Di un repaso a toda la estancia, decidiendo qué juego probaríamos después. Estaba entre la canasta de baloncesto o el airhockey cuando me llamó la atención una máquina en particular, una que nunca había probado. Dejé a Billie entretenida con su matanza de zombis y me acerqué. 
—¿Cuánto es? —le pregunté al hombre que recogía las entradas. 
—Una ficha por cada tirada. 
Pan comido. 
La máquina estaba llena de peluches, cada cual más raro, pero supuse que a Billie podría gustarle alguno. 
La primera tirada fue un total fracaso, estoy seguro de que el gancho estaba trucado porque no era posible que soltase al gato despeluchado justo en el aire. Lo mismo ocurrió con la segunda oportunidad, y la tercera… Para la cuarta opté por el perro salchicha, suponiendo que el lomo larguirucho sería un blanco fácil, y de nuevo la estúpida máquina me la jugó. 
Golpeé el cristal de esta mientras juraba en arameo y el dueño parecía estar pasándoselo genial a mi costa. 
—¿Cuánto por ese de ahí? —señalé el peluche en cuestión y clavé la mirada en el hombre fornido de apariencia un tanto descuidada. 
—Veinte dólares. 
—¿¡Veinte!?—protesté y saqué la cartera de mi bolsillo. 
—Te lo dejo a diez, pero porque me has caído bien. 
Sonreí fríamente mientras le tendía el billete y con un simple giro de llave, el hombre abrió la máquina y me concedió el perro larguirucho que le había pedido. 
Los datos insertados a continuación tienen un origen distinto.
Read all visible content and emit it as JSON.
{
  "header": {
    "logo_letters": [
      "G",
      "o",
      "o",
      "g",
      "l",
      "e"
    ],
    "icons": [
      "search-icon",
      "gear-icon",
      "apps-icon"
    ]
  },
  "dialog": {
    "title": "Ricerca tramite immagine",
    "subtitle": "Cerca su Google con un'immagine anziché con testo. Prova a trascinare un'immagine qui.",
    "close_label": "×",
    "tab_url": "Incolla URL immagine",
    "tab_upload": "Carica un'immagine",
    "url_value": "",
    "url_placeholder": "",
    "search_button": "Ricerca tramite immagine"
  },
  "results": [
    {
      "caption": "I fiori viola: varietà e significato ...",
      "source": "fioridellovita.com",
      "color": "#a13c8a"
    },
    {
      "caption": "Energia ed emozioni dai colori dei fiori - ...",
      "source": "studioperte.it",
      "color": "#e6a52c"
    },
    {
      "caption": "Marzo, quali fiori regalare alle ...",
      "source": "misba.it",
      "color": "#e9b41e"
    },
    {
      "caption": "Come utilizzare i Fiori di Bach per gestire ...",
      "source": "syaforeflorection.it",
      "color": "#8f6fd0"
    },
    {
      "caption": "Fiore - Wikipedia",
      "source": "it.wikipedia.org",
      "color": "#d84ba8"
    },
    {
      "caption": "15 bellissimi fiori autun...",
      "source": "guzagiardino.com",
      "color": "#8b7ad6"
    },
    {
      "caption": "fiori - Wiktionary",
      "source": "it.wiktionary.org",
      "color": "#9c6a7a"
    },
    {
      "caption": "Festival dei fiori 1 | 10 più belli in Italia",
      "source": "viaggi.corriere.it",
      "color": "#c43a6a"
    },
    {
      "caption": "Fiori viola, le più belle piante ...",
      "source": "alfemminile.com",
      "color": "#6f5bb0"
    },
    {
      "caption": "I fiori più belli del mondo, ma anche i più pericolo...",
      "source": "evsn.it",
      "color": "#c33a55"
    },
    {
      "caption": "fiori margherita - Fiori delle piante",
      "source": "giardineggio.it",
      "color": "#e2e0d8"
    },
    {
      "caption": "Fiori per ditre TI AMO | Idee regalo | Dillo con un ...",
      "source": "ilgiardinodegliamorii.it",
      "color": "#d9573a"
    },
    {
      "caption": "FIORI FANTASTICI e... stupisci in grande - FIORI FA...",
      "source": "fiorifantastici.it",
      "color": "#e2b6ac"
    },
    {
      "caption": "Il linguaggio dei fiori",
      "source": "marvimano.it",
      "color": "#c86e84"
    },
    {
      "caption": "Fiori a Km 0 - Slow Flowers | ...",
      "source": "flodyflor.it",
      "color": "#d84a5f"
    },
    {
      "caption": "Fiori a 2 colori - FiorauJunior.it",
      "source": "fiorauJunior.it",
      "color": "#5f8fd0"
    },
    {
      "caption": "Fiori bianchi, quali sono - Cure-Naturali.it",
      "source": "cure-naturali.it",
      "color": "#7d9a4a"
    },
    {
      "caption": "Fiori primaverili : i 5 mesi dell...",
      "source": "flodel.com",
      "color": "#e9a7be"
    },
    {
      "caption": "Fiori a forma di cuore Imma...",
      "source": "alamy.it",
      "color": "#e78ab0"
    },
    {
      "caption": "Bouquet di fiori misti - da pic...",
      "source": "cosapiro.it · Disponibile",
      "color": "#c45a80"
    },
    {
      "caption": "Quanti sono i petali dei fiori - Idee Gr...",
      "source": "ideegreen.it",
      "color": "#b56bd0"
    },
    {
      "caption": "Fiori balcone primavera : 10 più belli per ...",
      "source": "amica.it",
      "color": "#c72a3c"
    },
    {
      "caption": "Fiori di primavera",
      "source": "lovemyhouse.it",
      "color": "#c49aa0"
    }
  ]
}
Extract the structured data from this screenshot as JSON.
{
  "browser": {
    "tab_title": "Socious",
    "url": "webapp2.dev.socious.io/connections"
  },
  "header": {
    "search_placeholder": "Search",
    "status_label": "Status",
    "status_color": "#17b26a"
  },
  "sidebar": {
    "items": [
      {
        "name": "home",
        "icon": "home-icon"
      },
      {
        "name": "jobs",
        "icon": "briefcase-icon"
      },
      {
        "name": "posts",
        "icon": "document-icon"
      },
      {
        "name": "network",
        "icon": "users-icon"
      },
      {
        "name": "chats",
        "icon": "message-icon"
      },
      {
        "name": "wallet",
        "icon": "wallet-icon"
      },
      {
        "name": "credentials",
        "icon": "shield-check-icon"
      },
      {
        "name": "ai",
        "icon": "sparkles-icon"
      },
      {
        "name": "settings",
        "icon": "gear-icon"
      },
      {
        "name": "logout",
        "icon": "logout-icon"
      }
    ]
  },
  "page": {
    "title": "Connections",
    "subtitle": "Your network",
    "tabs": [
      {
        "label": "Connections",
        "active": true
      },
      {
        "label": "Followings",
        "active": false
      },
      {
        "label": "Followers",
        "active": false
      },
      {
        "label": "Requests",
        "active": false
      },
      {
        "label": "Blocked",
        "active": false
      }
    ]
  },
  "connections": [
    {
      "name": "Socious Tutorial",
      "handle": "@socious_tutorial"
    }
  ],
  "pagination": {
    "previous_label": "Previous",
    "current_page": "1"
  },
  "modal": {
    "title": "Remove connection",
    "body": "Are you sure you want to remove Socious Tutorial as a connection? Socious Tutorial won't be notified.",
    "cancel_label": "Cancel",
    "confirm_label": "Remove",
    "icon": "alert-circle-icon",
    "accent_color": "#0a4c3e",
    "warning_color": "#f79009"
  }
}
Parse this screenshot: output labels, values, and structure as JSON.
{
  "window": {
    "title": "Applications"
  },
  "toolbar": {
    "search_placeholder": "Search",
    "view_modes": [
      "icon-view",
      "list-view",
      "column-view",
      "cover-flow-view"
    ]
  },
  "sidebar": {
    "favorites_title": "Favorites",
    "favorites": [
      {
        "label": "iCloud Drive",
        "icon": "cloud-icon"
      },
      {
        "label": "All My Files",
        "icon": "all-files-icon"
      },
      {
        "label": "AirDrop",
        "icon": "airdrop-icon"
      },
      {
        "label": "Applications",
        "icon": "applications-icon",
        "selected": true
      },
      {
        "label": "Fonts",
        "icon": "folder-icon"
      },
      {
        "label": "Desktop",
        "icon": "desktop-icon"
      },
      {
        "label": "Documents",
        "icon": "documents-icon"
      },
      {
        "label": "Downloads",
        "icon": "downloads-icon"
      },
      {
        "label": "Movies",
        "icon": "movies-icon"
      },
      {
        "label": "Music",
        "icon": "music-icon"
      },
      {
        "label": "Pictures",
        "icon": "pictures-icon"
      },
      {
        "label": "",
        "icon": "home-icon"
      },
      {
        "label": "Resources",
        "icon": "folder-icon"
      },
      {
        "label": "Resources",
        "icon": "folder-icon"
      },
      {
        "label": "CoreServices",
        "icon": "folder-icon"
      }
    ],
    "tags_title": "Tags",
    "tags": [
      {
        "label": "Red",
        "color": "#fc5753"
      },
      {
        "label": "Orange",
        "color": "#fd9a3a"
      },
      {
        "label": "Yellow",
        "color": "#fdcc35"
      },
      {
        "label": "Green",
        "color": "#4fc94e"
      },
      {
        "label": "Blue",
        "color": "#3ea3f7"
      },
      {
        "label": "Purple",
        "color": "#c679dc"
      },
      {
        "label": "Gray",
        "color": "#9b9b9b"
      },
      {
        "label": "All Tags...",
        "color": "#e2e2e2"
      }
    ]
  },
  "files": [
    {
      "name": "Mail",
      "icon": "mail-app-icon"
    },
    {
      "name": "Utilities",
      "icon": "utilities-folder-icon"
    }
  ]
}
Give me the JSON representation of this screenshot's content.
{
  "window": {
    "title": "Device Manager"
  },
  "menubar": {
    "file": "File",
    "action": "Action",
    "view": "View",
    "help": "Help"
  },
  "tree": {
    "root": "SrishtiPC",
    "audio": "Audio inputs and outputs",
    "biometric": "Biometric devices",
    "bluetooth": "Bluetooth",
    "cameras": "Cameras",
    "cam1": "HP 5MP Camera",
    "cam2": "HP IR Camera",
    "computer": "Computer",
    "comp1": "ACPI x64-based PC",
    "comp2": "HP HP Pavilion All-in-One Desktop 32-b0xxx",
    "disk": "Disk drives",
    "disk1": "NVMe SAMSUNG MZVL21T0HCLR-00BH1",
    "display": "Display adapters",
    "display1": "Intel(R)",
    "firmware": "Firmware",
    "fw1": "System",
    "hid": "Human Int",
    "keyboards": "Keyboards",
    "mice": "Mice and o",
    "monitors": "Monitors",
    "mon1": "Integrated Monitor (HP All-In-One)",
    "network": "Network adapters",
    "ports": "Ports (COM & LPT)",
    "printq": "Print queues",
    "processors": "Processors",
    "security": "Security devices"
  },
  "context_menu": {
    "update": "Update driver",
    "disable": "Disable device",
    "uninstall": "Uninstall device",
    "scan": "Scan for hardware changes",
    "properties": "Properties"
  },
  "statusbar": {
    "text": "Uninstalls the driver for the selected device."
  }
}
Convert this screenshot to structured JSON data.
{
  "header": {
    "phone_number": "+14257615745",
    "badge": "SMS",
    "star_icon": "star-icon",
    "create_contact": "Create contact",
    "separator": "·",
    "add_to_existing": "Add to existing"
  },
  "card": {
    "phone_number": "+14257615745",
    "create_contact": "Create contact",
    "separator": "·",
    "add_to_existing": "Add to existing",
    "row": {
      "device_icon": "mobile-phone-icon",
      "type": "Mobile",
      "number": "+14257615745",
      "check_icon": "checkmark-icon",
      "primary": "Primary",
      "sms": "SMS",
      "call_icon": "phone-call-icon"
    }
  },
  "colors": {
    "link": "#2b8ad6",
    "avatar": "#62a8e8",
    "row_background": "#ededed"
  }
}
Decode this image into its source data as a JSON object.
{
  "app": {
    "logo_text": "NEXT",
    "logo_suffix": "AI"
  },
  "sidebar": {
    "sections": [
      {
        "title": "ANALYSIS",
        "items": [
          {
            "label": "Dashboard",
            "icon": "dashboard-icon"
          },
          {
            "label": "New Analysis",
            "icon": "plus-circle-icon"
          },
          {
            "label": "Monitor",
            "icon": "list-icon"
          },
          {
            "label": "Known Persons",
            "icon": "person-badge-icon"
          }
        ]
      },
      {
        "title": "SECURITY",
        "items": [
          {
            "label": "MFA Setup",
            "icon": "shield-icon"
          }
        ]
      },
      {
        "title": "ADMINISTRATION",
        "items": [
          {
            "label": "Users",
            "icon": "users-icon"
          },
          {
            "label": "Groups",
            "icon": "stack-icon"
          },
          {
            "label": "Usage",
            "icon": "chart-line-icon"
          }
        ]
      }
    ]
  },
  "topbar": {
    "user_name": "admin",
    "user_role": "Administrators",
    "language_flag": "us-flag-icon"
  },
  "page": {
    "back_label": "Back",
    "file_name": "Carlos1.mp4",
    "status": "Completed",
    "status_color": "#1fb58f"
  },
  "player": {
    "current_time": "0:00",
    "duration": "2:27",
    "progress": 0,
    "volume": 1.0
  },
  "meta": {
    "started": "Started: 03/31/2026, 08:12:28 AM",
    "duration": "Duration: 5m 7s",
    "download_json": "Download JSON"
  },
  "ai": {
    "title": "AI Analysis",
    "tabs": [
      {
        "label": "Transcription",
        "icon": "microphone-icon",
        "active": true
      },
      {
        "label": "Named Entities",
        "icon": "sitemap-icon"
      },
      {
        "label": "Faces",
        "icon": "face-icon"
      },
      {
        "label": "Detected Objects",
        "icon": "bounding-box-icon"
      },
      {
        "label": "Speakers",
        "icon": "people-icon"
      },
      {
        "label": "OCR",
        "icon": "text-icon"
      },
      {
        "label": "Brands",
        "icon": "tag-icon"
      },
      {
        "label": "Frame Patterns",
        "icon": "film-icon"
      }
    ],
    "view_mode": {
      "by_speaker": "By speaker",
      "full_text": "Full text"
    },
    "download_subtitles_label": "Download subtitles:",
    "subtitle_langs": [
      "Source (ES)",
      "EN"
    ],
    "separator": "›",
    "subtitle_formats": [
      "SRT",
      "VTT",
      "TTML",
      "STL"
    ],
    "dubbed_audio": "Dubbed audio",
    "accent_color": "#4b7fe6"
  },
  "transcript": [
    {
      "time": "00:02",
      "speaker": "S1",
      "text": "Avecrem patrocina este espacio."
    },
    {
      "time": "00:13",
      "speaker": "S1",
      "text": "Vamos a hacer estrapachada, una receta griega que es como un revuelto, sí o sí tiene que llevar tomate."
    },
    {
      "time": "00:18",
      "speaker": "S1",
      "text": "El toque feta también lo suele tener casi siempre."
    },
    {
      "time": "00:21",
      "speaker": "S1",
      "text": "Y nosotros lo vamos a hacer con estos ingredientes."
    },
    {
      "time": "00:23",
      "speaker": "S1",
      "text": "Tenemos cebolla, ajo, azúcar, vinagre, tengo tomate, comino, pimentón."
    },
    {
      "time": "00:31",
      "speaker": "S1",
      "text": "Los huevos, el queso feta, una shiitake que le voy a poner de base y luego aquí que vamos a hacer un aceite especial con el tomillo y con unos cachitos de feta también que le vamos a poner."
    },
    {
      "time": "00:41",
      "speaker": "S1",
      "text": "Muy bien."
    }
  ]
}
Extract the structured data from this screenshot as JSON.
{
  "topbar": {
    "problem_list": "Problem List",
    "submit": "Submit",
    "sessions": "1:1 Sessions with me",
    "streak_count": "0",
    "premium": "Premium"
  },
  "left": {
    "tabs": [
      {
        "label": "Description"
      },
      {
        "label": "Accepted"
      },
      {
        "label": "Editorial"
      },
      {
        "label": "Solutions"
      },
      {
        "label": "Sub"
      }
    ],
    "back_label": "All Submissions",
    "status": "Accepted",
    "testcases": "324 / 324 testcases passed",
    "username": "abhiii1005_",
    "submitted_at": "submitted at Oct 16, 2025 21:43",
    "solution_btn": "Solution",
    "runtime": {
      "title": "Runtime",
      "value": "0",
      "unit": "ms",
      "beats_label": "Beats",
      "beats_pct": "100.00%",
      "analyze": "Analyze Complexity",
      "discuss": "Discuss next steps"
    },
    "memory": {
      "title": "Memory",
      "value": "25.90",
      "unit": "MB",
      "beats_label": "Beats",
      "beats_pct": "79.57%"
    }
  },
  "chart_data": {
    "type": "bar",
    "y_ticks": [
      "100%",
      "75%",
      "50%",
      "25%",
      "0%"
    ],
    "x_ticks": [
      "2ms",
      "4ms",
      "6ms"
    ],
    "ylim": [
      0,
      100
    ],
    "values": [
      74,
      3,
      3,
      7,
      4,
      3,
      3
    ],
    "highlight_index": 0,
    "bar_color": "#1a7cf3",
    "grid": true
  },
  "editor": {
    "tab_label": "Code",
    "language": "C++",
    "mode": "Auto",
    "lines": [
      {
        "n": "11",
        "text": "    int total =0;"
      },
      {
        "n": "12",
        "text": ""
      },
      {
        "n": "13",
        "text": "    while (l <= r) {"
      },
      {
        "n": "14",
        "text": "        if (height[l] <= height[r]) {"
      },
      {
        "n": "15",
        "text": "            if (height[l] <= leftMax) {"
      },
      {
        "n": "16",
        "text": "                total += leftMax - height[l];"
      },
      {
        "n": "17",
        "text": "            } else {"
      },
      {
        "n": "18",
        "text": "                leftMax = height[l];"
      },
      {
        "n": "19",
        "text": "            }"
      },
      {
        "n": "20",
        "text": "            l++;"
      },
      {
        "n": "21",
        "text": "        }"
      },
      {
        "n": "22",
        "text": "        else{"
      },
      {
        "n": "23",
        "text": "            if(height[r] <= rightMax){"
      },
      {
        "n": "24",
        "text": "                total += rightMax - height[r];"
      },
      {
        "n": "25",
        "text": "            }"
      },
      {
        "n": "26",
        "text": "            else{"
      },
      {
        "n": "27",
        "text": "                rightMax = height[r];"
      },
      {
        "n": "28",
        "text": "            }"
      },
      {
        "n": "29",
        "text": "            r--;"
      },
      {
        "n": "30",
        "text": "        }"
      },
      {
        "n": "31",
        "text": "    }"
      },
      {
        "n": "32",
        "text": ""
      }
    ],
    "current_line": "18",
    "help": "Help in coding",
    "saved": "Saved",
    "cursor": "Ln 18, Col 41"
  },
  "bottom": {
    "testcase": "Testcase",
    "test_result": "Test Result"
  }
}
La verdad que era todavía más feo en persona. 
Volví junto a Billie, que justo acababa de terminar la partida y estaba peleándose con las gafas, buscando la manera de sacárselas. 
—Yo te ayudo—espeté y dio un respingo, asustada. 
Ambos reímos y yo la liberé de las aparatosas gafas con una mano, mientras la otra la mantenía oculta tras mi espalda, sosteniendo el bicho de algodón. 
—¡Ha sido una pasada! —Exclamó emocionada con la mirada llena de luz. 
Me hizo sentir tan bien el hecho de haber sido yo el causante de tanta felicidad que me perdí observándola sin ser consciente. 
—Tengo algo para ti—me oí decir, más nervioso de lo que me hubiera gustado. 
Saqué los brazos de mi espalda y le ofrecí el muñeco que acababa de conseguir para ella. Su sonrisa creció notablemente y me miró emocionada para después centrar toda su atención en el perro de peluche. 
—Ohh… ¡Es monísimo! —exclamó, aferrándose a él. 
Por primera vez en mi vida sentí envidia de un muñeco. 
—¡Gracias, me encanta! 
Con lo feo que es… 
En fin, mujeres. 
—¿Nos vamos? No me quedan fichas— admití, ahorrándome detalles. 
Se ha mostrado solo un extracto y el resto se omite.